Monday, December 24, 2012

Wrapper's Delight


Just in case you were wondering.

From The Atlantic...
But where did the wrapping tradition come from? The short answer is that wrapping, as a practice, has been around for ages. The Japanese furoshiki, the reusable wrapping cloth still in use today, is a pretty faithful rendition of the version that's been around since the Edo period. The Korean bojagi dates from the Three Kingdoms Period, possibly as early as the first century A.D. In the west, using paper as a covering for gifts has been a longstanding, if largely luxury-oriented, practice: Upper-class Victorians regularly used elaborately decorated paper -- along with ribbons and lace -- to conceal gifts.
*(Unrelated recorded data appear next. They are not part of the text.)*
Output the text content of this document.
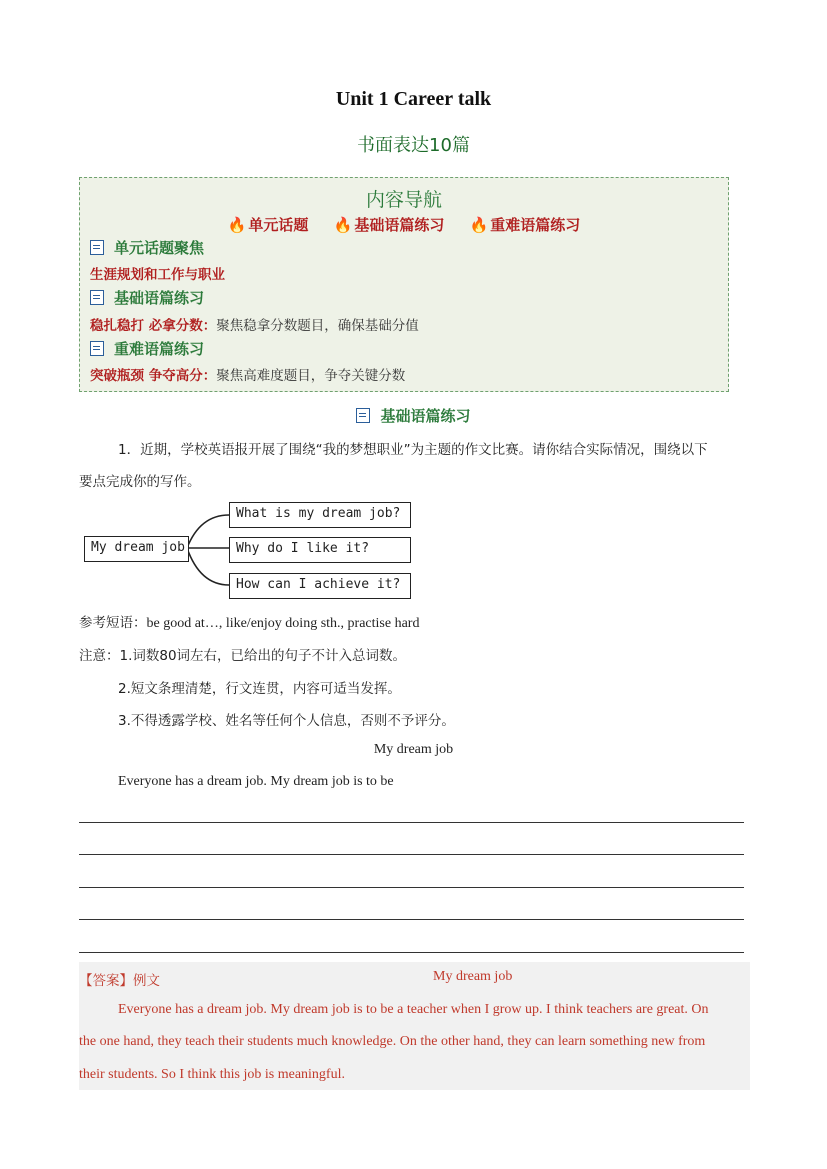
Unit 1 Career talk
书面表达10篇
内容导航
🔥 单元话题 🔥 基础语篇练习 🔥 重难语篇练习
单元话题聚焦
生涯规划和工作与职业
基础语篇练习
稳扎稳打 必拿分数：聚焦稳拿分数题目，确保基础分值
重难语篇练习
突破瓶颈 争夺高分：聚焦高难度题目，争夺关键分数
基础语篇练习
1．近期，学校英语报开展了围绕“我的梦想职业”为主题的作文比赛。请你结合实际情况，围绕以下
要点完成你的写作。
My dream job
What is my dream job?
Why do I like it?
How can I achieve it?
参考短语：be good at…, like/enjoy doing sth., practise hard
注意：1.词数80词左右，已给出的句子不计入总词数。
2.短文条理清楚，行文连贯，内容可适当发挥。
3.不得透露学校、姓名等任何个人信息，否则不予评分。
My dream job
Everyone has a dream job. My dream job is to be
【答案】例文	My dream job
Everyone has a dream job. My dream job is to be a teacher when I grow up. I think teachers are great. On
the one hand, they teach their students much knowledge. On the other hand, they can learn something new from
their students. So I think this job is meaningful.
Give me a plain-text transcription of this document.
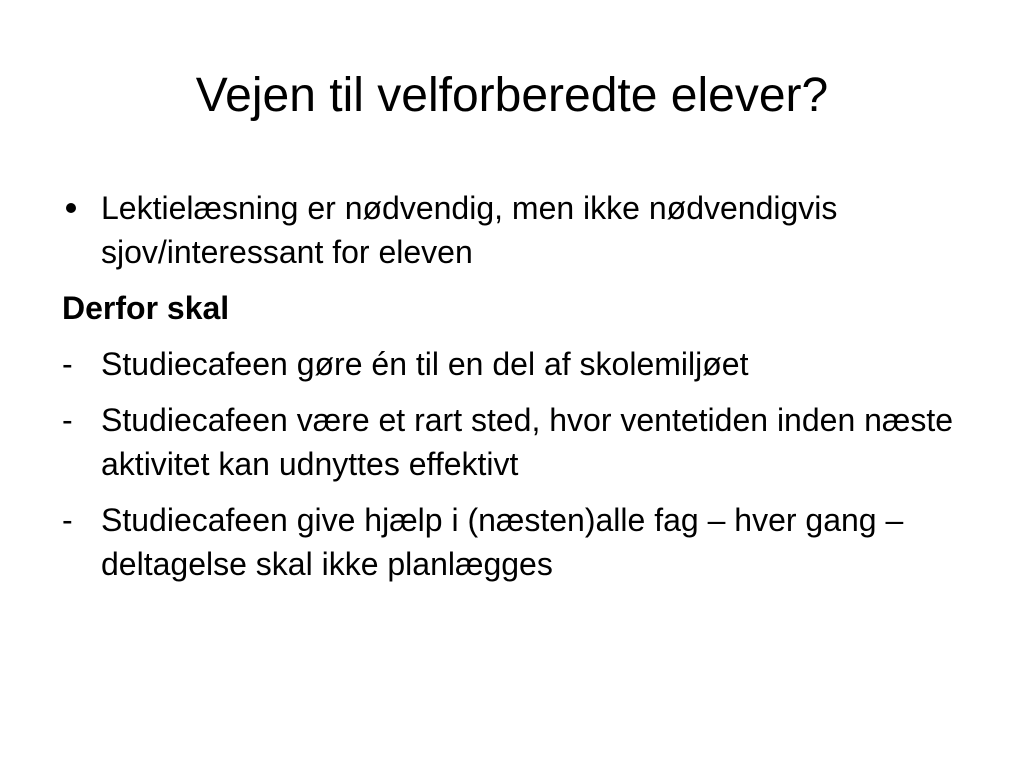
Vejen til velforberedte elever?
Lektielæsning er nødvendig, men ikke nødvendigvis sjov/interessant for eleven
Derfor skal
- Studiecafeen gøre én til en del af skolemiljøet
- Studiecafeen være et rart sted, hvor ventetiden inden næste aktivitet kan udnyttes effektivt
- Studiecafeen give hjælp i (næsten)alle fag – hver gang – deltagelse skal ikke planlægges
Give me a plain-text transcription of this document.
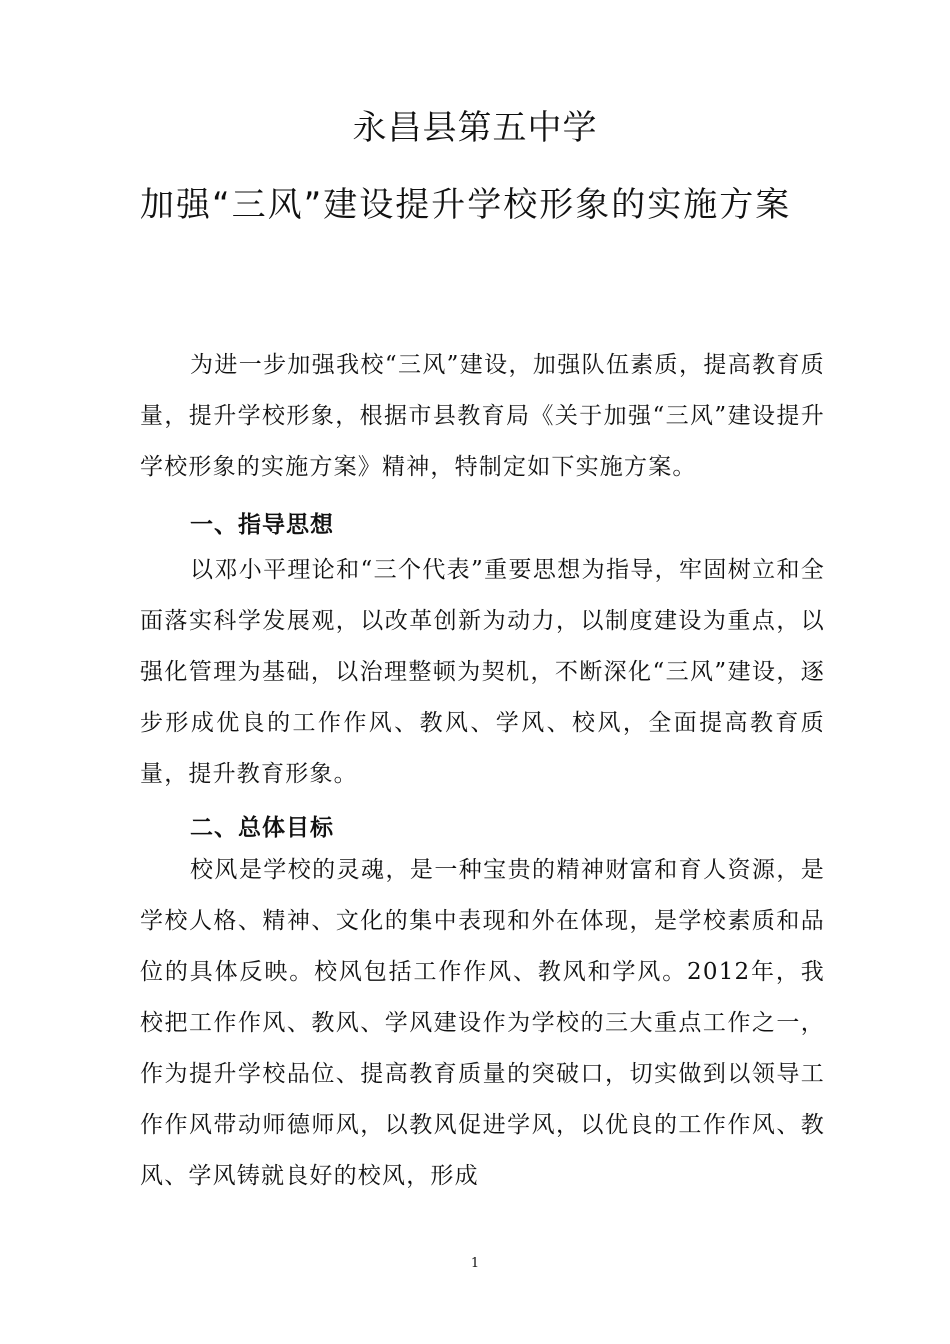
永昌县第五中学
加强“三风”建设提升学校形象的实施方案

为进一步加强我校“三风”建设，加强队伍素质，提高教育质量，提升学校形象，根据市县教育局《关于加强“三风”建设提升学校形象的实施方案》精神，特制定如下实施方案。

一、指导思想

以邓小平理论和“三个代表”重要思想为指导，牢固树立和全面落实科学发展观，以改革创新为动力，以制度建设为重点，以强化管理为基础，以治理整顿为契机，不断深化“三风”建设，逐步形成优良的工作作风、教风、学风、校风，全面提高教育质量，提升教育形象。

二、总体目标

校风是学校的灵魂，是一种宝贵的精神财富和育人资源，是学校人格、精神、文化的集中表现和外在体现，是学校素质和品位的具体反映。校风包括工作作风、教风和学风。2012年，我校把工作作风、教风、学风建设作为学校的三大重点工作之一，作为提升学校品位、提高教育质量的突破口，切实做到以领导工作作风带动师德师风，以教风促进学风，以优良的工作作风、教风、学风铸就良好的校风，形成

1
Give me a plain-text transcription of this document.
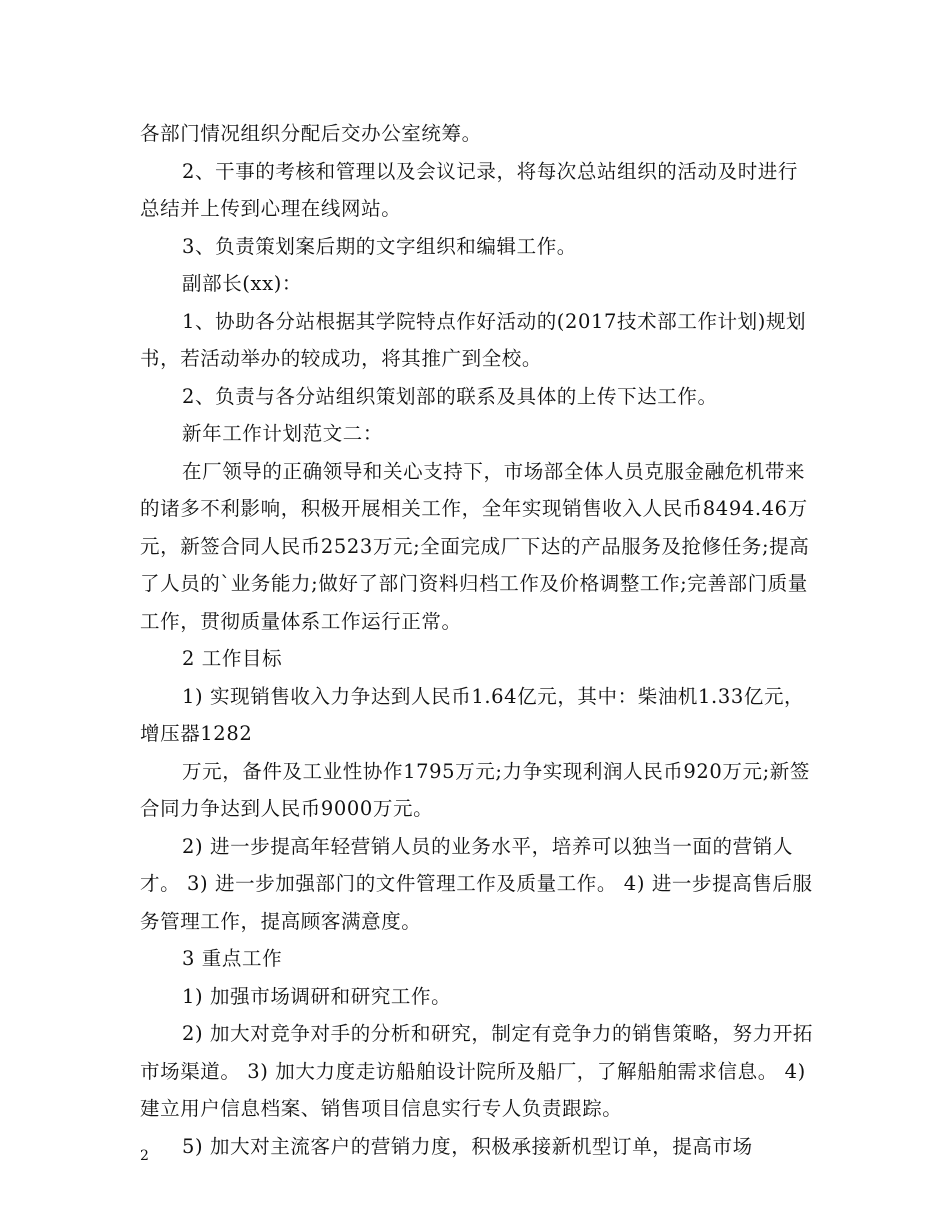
各部门情况组织分配后交办公室统筹。

2、干事的考核和管理以及会议记录，将每次总站组织的活动及时进行总结并上传到心理在线网站。

3、负责策划案后期的文字组织和编辑工作。

副部长(xx)：

1、协助各分站根据其学院特点作好活动的(2017技术部工作计划)规划书，若活动举办的较成功，将其推广到全校。

2、负责与各分站组织策划部的联系及具体的上传下达工作。

新年工作计划范文二：

在厂领导的正确领导和关心支持下，市场部全体人员克服金融危机带来的诸多不利影响，积极开展相关工作，全年实现销售收入人民币8494.46万元，新签合同人民币2523万元;全面完成厂下达的产品服务及抢修任务;提高了人员的`业务能力;做好了部门资料归档工作及价格调整工作;完善部门质量工作，贯彻质量体系工作运行正常。

2 工作目标

1) 实现销售收入力争达到人民币1.64亿元，其中：柴油机1.33亿元，增压器1282

万元，备件及工业性协作1795万元;力争实现利润人民币920万元;新签合同力争达到人民币9000万元。

2) 进一步提高年轻营销人员的业务水平，培养可以独当一面的营销人才。 3) 进一步加强部门的文件管理工作及质量工作。 4) 进一步提高售后服务管理工作，提高顾客满意度。

3 重点工作

1) 加强市场调研和研究工作。

2) 加大对竞争对手的分析和研究，制定有竞争力的销售策略，努力开拓市场渠道。 3) 加大力度走访船舶设计院所及船厂，了解船舶需求信息。 4) 建立用户信息档案、销售项目信息实行专人负责跟踪。

5) 加大对主流客户的营销力度，积极承接新机型订单，提高市场

2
In 1917, however, in the U.S. decorative paper became democratized. A pair of brothers running a stationery store in Kansas City, Mo., were having an exceptionally good holiday season -- so good, in fact, that they ran out of their standard inventory of tissue paper. Not wanting to be hampered by their success, but needing a replacement for the sold-out paper, they found among their supplies a stack of "fancy French paper" -- paper meant not for display, but for lining envelopes. Figuring, "hey, why not," they put that paper in a showcase, setting its price at $0.10 a sheet. And the paper sold out -- "instantly," Mental Floss notes.

By 1919, having confirmed that the lining sheets' sales weren't a fluke, the pair began producing and selling their own printed paper -- decorative, and designed for the sole purpose of wrapping gifts.

The brothers? Joyce and Rollie Hall. Their store? Hallmark.